Why worse than futile? Because emotions naturally flow. Many of them take under 20 seconds to pass, if I just feel them fully and let go of them. But if I fight them, or decide I should be feeling something else, they get stuck in me. Emotions stuck in me for long enough sour and turn into something much uglier, like resentment. I can hate my husband for disappointing me -- really hate him -- and then remember in the next moment that I love him, too. If I don’t let myself have my hate, I very likely could bring up that disappointment six months from now -- and now it looks more like “You never do anything I want!”

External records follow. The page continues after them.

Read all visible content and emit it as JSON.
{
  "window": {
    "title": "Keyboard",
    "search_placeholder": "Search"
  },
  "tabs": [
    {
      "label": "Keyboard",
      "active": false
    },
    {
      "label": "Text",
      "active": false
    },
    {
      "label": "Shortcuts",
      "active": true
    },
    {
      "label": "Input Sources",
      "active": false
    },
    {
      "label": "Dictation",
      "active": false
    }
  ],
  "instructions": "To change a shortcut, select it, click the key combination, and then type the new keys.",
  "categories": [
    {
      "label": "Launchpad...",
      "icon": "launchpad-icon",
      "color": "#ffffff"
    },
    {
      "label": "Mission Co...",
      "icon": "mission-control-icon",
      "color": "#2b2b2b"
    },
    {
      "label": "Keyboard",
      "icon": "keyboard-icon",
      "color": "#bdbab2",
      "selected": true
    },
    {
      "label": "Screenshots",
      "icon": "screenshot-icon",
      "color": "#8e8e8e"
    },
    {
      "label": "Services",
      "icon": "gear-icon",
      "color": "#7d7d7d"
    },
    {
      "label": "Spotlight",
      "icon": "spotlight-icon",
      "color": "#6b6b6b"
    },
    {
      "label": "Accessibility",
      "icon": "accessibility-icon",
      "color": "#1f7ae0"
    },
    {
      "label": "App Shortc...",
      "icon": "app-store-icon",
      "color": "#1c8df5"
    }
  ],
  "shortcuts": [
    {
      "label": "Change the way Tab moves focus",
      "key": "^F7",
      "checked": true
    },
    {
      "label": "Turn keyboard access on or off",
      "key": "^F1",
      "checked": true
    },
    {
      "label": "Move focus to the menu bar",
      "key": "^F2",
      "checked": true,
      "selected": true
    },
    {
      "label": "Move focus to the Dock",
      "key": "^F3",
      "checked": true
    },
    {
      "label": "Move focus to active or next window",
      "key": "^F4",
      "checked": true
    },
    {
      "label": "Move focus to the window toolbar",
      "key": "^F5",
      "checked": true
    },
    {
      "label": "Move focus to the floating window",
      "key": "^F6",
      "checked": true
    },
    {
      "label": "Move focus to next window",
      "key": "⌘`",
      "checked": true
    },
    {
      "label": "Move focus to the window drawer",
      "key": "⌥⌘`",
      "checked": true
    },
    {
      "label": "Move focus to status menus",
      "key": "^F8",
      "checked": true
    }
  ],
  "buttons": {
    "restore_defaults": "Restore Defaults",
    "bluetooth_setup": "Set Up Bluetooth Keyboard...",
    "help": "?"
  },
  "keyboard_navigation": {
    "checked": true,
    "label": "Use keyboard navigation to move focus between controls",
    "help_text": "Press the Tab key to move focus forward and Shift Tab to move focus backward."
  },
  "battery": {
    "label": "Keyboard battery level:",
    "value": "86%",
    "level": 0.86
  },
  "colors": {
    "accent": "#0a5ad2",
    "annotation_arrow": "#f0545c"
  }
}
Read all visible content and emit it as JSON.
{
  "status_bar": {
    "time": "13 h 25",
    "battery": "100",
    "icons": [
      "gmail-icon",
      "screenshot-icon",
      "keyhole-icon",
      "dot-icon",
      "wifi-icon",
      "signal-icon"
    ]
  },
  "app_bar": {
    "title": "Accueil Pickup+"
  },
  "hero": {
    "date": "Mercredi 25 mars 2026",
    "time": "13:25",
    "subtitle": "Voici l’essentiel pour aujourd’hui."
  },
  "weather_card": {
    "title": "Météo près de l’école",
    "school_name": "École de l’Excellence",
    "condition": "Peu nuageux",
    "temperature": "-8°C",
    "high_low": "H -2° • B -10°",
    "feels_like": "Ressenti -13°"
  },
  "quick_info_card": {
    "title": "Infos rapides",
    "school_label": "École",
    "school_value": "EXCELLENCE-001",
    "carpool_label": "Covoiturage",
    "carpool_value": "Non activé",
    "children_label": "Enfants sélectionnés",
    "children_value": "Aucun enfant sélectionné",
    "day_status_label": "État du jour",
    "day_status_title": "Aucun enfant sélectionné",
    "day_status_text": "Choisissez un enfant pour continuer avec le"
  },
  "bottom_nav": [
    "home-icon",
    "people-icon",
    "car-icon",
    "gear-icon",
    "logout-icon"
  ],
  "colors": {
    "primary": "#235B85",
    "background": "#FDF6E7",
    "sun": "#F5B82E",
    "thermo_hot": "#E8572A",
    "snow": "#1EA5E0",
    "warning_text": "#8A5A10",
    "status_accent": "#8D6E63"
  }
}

There’s another use of “should” that plays into the effort to live life as we’d like to. This is the gray area between emotions and actions, for example, “I should clean the kitchen.” I can believe that the kitchen needs cleaning, and it may be that you’re not doing any other onerous task at this moment, but if this “should” prevents you from enjoying another activity, a life-enhancing activity, I’m not so sure it will help you get that desired life. 

I all too often see people who whip themselves mercilessly with the things they “should” do, or “should” feel, if they want to be “good.” Too much “should” can make you forget that you’re just another human being, with needs and flaws, who makes mistakes, and who has an amazing, thrilling, delightful ability to enjoy your life.

We all do it, to some extent. It’s built in to the desire to be in charge of ourselves and to control the world around us. I have found that, if you are one of those who over-uses “should,” substituting “could” can help. Then “I should clean the kitchen” becomes “I could clean the kitchen,” and “I shouldn’t be glum” becomes “I could find something to enjoy.”

Well, I just told myself I should go do an errand. I don’t think I’m going to stop using that word anytime soon. I could have said to myself, “this would be a good time to…” But habit is habit, and training is training, and I’m not going to “should” on myself for telling myself I “should.”